Town leaders have faced the challenge of balancing a budget in lean times. As Rex recalled, staff and council made changes in spending over the past three to four years. The town has reduced its workforce from 63 full-time employees to 58. Last spring council backed an effort by the town to shift to using part-time labor rather than pay overtime while trying not to affect the level of service, Rex explained. The effort focused mainly on the areas of public works and police.
“The difficulty is that each year we can kind of take a look at more things, but eventually we’re going to hit a block wall and realize that we’ve cut as much as we can and there’s nothing else that we can cut without affecting the level of service,” Rex said.
But town leaders remain hopeful that the likely annexation of the adjacent industrial park can bring additional revenue to Strasburg.
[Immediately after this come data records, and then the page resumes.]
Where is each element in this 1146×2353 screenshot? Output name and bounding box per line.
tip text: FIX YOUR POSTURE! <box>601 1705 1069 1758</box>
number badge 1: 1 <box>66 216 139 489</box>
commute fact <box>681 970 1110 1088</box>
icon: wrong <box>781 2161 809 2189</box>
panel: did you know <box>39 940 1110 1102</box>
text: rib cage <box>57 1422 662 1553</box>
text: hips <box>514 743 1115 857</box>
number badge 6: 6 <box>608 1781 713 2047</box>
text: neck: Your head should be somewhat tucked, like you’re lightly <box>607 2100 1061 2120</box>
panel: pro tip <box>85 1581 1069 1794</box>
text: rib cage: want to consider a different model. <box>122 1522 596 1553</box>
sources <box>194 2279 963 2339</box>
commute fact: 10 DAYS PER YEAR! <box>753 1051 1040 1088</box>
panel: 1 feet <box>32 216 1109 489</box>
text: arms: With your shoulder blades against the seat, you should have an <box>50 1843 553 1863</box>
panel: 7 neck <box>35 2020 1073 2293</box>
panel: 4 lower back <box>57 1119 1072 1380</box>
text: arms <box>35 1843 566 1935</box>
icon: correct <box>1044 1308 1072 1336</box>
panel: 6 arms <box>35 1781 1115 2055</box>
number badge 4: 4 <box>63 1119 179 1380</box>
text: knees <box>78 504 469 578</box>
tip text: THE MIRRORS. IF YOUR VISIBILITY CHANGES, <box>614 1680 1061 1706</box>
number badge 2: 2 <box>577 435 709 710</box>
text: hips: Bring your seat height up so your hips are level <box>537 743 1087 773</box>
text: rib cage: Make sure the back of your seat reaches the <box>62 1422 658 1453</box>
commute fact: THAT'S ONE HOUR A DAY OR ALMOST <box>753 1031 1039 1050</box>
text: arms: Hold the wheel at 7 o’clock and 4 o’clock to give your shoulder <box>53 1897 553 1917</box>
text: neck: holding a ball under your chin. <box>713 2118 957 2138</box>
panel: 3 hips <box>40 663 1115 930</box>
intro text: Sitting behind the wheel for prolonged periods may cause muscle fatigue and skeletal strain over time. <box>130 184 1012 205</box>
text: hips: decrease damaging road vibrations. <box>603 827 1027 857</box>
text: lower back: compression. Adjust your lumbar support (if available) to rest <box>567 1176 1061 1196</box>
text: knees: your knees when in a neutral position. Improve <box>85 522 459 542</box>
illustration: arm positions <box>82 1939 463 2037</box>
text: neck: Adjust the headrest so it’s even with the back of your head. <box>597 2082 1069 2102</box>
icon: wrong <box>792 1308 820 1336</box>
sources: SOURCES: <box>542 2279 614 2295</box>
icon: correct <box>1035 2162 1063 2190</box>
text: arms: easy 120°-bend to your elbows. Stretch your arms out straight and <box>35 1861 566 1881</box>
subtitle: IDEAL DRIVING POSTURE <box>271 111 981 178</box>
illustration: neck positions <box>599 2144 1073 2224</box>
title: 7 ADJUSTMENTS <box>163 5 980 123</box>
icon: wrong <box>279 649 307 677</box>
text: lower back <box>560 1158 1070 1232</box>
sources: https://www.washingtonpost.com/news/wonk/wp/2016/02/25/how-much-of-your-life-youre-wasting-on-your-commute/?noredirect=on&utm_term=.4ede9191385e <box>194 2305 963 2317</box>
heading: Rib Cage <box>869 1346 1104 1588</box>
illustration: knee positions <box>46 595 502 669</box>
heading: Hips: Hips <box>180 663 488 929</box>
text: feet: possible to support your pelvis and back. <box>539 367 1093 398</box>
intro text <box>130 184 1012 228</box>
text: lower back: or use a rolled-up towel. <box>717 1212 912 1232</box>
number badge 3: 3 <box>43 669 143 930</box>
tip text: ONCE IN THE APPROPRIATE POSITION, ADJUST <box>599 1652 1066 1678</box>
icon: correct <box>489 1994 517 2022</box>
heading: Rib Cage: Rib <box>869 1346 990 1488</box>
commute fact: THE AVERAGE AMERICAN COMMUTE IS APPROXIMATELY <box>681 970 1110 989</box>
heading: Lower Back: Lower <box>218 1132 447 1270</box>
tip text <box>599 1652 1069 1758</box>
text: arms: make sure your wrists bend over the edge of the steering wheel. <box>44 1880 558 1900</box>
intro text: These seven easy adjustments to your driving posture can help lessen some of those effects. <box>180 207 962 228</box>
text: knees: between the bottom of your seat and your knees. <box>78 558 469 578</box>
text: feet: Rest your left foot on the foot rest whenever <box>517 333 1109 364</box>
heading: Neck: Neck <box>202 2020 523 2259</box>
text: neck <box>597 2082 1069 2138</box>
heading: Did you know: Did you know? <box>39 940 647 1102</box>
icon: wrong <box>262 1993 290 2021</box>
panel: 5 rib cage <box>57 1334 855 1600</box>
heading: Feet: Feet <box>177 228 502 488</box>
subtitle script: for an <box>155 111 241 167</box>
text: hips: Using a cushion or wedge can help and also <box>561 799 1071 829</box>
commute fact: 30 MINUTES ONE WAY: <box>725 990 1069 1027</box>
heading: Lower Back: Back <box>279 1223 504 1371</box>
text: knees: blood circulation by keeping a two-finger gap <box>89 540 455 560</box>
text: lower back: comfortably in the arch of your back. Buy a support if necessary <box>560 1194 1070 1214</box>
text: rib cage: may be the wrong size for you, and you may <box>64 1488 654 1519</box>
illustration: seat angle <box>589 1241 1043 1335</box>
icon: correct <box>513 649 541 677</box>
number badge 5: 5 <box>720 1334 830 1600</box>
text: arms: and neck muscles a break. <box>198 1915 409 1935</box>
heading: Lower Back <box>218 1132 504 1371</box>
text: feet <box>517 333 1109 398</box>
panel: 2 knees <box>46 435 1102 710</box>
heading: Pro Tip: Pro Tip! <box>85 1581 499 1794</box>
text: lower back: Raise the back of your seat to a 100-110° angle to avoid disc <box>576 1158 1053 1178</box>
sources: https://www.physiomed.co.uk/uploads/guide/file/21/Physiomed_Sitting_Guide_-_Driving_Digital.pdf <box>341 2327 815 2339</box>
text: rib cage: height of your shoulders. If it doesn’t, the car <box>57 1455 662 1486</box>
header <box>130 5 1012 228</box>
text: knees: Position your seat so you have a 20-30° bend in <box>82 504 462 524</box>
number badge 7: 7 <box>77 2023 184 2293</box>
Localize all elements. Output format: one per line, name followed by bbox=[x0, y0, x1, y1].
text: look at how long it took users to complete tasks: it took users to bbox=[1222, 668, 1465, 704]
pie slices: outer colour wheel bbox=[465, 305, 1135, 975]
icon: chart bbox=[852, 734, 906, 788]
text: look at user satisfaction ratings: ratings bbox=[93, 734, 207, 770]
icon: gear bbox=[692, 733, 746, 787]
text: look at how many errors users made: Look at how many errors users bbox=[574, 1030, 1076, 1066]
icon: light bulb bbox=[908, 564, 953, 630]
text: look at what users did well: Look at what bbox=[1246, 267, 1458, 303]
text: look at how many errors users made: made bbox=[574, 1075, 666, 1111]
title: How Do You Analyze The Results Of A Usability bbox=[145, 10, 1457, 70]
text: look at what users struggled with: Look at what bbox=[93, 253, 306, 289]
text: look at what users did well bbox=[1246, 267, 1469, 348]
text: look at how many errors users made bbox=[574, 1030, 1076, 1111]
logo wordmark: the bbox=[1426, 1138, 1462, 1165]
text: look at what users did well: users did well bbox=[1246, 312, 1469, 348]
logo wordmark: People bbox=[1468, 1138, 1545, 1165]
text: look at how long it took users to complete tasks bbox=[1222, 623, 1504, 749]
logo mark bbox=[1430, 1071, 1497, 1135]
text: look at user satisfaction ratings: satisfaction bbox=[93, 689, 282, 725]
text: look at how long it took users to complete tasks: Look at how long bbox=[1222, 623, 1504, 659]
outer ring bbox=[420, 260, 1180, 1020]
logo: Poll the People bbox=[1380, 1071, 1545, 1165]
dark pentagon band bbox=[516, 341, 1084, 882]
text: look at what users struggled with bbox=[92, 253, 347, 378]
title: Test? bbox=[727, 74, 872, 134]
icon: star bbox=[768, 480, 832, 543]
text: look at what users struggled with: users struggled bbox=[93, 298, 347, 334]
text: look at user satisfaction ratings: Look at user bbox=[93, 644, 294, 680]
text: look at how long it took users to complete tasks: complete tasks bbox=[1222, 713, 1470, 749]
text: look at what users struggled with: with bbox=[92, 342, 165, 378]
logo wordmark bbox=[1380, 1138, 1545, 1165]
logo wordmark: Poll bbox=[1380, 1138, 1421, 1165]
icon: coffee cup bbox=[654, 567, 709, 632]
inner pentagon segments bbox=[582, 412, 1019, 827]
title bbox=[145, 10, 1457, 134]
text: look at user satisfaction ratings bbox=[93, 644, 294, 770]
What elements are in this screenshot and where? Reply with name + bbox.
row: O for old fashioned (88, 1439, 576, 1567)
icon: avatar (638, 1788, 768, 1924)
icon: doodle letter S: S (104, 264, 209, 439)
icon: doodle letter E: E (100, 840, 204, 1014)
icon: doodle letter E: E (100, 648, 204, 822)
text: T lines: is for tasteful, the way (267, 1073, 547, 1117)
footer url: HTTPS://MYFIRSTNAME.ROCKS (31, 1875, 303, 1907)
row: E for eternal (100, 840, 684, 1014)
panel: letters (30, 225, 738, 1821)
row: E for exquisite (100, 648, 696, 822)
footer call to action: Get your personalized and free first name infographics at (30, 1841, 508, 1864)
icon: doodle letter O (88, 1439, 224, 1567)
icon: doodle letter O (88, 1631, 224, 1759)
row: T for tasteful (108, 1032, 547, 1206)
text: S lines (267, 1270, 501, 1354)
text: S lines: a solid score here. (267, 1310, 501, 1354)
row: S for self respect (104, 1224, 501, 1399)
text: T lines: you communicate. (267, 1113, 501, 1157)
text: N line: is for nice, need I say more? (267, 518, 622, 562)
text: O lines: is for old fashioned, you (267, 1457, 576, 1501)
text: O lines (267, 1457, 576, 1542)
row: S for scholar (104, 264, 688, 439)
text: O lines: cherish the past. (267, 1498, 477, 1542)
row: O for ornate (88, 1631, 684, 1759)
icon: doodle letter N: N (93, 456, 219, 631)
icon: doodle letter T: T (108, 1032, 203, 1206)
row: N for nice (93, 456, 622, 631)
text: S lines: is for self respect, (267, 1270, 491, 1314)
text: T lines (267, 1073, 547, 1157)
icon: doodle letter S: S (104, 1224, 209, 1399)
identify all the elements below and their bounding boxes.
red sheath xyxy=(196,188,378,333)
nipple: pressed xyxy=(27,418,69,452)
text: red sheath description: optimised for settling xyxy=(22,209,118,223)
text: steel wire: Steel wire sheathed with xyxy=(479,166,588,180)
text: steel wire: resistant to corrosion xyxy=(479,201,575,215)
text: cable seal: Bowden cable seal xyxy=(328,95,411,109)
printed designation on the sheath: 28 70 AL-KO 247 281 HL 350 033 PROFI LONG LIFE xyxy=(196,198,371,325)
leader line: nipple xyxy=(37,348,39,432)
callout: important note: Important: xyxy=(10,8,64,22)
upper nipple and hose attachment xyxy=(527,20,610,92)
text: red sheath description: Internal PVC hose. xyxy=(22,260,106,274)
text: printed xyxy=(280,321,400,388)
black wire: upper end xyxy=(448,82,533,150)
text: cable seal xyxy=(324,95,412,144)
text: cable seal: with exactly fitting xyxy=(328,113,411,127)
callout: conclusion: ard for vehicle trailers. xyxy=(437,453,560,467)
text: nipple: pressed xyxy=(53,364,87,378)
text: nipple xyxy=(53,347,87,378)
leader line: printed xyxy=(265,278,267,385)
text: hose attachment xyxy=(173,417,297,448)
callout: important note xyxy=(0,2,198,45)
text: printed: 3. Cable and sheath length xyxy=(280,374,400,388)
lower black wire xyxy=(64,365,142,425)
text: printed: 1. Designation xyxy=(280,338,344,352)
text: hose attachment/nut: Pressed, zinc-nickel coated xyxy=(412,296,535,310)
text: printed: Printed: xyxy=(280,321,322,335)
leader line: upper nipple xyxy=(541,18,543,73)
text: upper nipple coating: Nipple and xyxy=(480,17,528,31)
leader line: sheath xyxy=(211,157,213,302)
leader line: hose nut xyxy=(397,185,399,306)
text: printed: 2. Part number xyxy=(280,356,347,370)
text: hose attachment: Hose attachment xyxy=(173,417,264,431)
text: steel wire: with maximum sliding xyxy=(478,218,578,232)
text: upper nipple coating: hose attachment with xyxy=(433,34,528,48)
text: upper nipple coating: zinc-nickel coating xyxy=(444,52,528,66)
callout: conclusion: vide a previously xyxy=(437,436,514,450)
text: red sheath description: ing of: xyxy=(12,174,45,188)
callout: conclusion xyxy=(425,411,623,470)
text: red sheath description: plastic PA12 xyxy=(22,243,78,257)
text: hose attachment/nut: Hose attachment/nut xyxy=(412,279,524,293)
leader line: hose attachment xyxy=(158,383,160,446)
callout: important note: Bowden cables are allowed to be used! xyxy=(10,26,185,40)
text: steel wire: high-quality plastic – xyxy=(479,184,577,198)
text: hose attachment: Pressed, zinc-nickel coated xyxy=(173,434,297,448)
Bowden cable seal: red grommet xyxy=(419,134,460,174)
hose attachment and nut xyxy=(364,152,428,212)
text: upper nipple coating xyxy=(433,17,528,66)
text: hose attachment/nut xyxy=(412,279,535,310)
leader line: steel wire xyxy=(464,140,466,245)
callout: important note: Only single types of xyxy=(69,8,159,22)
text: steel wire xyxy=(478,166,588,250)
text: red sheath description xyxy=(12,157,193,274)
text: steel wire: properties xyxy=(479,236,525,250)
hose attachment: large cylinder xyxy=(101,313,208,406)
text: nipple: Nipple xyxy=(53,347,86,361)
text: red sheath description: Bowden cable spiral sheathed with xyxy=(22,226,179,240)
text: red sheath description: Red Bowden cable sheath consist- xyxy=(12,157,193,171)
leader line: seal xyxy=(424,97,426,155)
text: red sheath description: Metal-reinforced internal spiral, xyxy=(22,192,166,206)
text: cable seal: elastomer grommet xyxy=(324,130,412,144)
Rex said the added tax money should lead the town down a sustainable path for the next five years.
The town manager also noted that Strasburg should come out of the current fiscal year with a surplus of $45,000 in the general fund. Likewise, the town can expect to see a surplus next fiscal year, Rex added. Council would make the decision on how to use the surplus revenue. The surpluses are not related to the water and sewer rates established by the utility funds. Rex noted the town is setting money aside in the utility funds to reduce the need to raise rates in the near future.
Council also took up a matter related to efforts to improve the water system. Council agreed to purchase an easement necessary to install a water line and related pressure equipment between Crystal Hill and Madison Heights subdivisions. The connector is seen as a way to improve water flow and pressure to the area. Plans also call for the replacement of a water line along Laurie Drive. The town is using some of the money left over from the recent upgrade project to the water treatment plant.
“We still need the [water] storage, but this will at least help,” Rex said.